Tuesday, November 1, 2016

Who was Joe Brown?


Joe Brown was one of the foremost American sculptors in bronze of the twentieth century.


He was born to impoverished Russian-Jewish parents in 1909.


He grew up in South Philadelphia, principally in a slum known as Devil's Pocket.


He had an older brother named Harry, whom he idolized. Harry "Kid" Brown fought successfully as a professional prize-fighter, and generously supported his brother in all his pursuits, athletic and artistic.


Joe, himself, fought professionally to supplement his income as a student at Temple University, which he attended on a football scholarship.


Joe also modeled for artists, and was inspired to take up sculpting as a result.


Though largely self-taught, Joe would become both a boxing coach and full-professor of sculpting and visual art at Princeton University, where he taught for 38 years.
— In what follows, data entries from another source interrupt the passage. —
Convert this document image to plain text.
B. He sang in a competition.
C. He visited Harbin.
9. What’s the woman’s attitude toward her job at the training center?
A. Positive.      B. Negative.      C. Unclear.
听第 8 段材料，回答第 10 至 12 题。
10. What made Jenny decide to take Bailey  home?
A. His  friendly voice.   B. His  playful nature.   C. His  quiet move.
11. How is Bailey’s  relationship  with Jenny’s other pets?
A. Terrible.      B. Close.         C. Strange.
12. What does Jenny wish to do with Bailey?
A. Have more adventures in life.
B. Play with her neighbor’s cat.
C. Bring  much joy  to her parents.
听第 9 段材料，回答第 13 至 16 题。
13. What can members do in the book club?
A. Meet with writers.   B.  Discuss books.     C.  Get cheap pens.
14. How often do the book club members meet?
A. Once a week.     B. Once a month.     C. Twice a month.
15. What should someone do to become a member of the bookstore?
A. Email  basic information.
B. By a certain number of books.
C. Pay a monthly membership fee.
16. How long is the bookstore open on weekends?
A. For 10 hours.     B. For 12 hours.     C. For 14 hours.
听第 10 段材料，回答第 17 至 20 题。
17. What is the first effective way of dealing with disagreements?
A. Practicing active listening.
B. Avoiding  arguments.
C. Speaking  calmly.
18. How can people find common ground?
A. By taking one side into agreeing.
His work is found in the permanent collections of the University of Pennsylvania, Yale University, Harvard University, Princeton University, Columbia University, the National Academy of Design, the Pennsylvania Academy of the Fine Arts, the New Jersey State Art Museum, the Kennedy Memorial Library, the Woodmere Art Museum, and last, but not least, at our own QCC.


The work at QCC is a smaller study for a monumental piece entitled, Two Athletes(or alternately, Gymnasts), which stood outside the Temple University gymnasium for several decades.